Weynand, who scored a perfect 1,600 on the SAT, graduated from Incarnate Word High School and is enrolled in the honors program at Fordham College at Lincoln Center (FCLC). Coming to New York from the Lonestar State, she said she is excited about attending college in the Big Apple where she can see Broadway shows and meet people from all over the world.

Fordham’s incoming freshman class reflects the increasing geographic diversity of the University’s student body, with students coming from as far away as Taiwan, South Africa, Bangladesh and the U.K. This year’s incoming class was also selected from among the largest undergraduate applicant pool in the University’s history. Fordham received 15,200 applications, which is a 7 percent increase over last year and four times larger than it was in the 1990s.

Weynand said the small class sizes were also a key factor in her decision to choose Fordham over major scholarship offers from New York University and the University of Southern California.
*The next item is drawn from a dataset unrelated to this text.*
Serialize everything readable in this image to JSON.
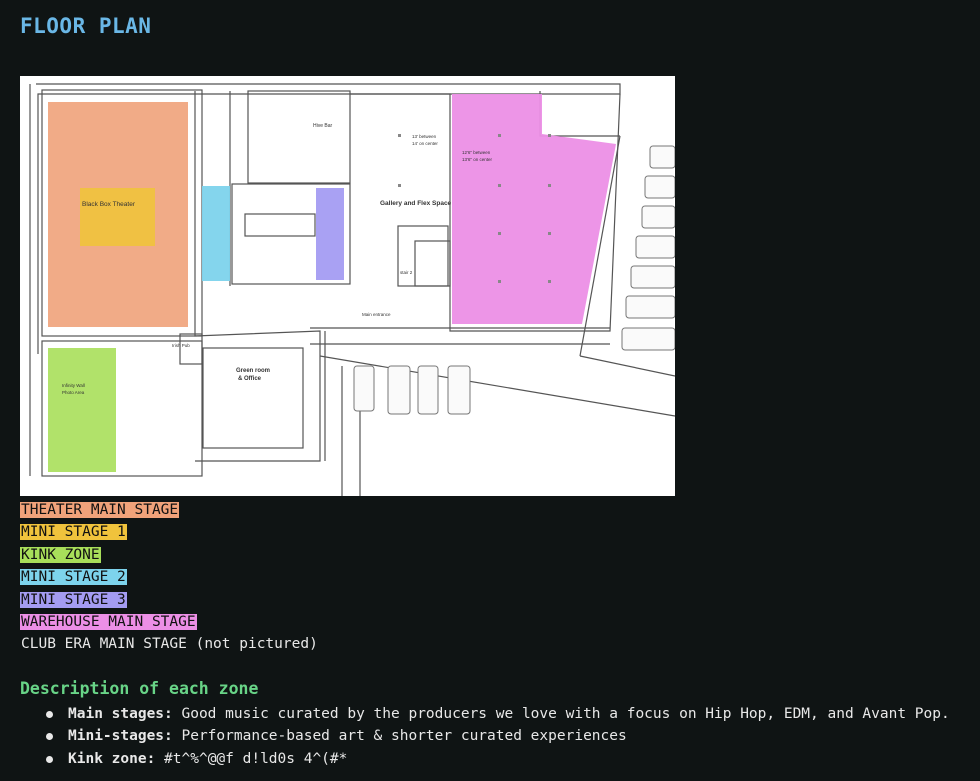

She said she was impressed with the amount of small classrooms, which she sees as a sign that she will receive one-on-one attention from the Fordham faculty.

The individual attention or cura personalis — the Latin word for “personal care” which is a hallmark of a Jesuit education — is another reason many of the brightest high-school seniors choose Fordham. The academic quality was considerable for this incoming class, which continued an upward trend of increasing SAT scores and numbers of students ranked in the top of their class.

“This has been one of the most competitive admissions cycles in the University’s history,” said John Buckley, assistant vice president of Undergraduate Enrollment. The mean SAT score as of Aug. 17 was 1209, up from 1187 last year. Additionally, 35 percent of the incoming class graduated in the top 10 percent of their high school class, 74 percent graduated in the top 25 percent.

Mia Mata, an incoming freshman from J.K. Mullen High School in Denver, Colo., wasn’t as concerned with these statistics as she was with what she saw during a visit to campus last year. She said Fordham already feels like home and added that the faculty and staff feel like family.

“The enthusiasm of students and everyone who works there – I could tell they really and truly cared,” said Mata, who is enrolled in Fordham College at Rose Hill.